Cryptosporidiosis | CDC Yellow Book 2024 (2024)

Author(s):Michele Hlavsa, Dawn Roellig

On This Page

  • Infectious Agent
  • Transmission
  • Epidemiology
  • Clinical Presentation
  • Diagnosis
  • Treatment
  • Prevention

INFECTIOUS AGENT:Cryptosporidiumspp.

TRAVELER CATEGORIES AT GREATEST RISK FOR EXPOSURE & INFECTION

Children aged 1–4 years and their caregivers

PREVENTION METHODS

Follow safe food and water precautions

Minimize fecal–oral exposures during sexual activity

Practice good hand hygiene

DIAGNOSTIC SUPPORT

A clinical laboratory certified in moderate complexity testing; or contact CDC’s Waterborne Disease Prevention Branch ([email protected]) for clinical and diagnostic questions (does not conduct cryptosporidiosis diagnostic testing)

Infectious Agent

Among the many protozoan parasites in the genus Cryptosporidium, Cryptosporidium hominis and C. parvum cause >90% of human infections.

Transmission

Cryptosporidium is transmitted via the fecal–oral route.
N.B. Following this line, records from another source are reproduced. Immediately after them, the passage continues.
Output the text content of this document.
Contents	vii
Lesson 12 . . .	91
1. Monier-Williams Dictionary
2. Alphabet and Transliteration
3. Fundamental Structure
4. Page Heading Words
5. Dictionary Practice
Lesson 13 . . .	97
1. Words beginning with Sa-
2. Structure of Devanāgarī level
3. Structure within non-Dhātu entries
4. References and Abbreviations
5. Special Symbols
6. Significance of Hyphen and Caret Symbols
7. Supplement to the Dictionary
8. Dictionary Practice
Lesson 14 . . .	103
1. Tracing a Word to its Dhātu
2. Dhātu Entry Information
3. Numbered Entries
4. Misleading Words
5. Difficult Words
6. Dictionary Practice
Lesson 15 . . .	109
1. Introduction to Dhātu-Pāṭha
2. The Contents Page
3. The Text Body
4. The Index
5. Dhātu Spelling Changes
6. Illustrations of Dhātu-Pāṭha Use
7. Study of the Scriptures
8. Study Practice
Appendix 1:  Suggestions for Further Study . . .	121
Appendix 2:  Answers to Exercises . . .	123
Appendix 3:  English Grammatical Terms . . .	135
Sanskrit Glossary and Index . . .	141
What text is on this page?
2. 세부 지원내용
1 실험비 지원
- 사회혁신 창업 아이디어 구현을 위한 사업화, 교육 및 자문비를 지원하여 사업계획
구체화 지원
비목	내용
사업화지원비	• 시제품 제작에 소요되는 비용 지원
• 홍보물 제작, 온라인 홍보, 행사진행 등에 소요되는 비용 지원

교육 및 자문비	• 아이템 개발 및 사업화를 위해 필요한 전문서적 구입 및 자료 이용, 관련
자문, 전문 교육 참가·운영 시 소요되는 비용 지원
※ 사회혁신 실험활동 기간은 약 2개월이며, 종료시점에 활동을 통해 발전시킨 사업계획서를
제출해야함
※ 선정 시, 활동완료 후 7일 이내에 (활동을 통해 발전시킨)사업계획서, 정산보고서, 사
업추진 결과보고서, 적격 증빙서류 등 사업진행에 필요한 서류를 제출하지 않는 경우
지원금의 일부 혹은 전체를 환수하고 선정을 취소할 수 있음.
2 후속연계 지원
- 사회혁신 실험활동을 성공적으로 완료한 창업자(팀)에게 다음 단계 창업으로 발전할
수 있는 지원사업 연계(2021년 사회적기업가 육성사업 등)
Its low infectious dose, prolonged survival in moist environments, protracted communicability, and extreme chlorine tolerance make Cryptosporidium ideally suited for transmission through contaminated drinking or recreational water (e.g., swimming pools). Transmission also can occur through contact with fecally contaminated surfaces, by eating contaminated food, or through contact with infected animals (particularly pre-weaned bovine calves) or people (e.g., when providing direct care, during oral–anal sex).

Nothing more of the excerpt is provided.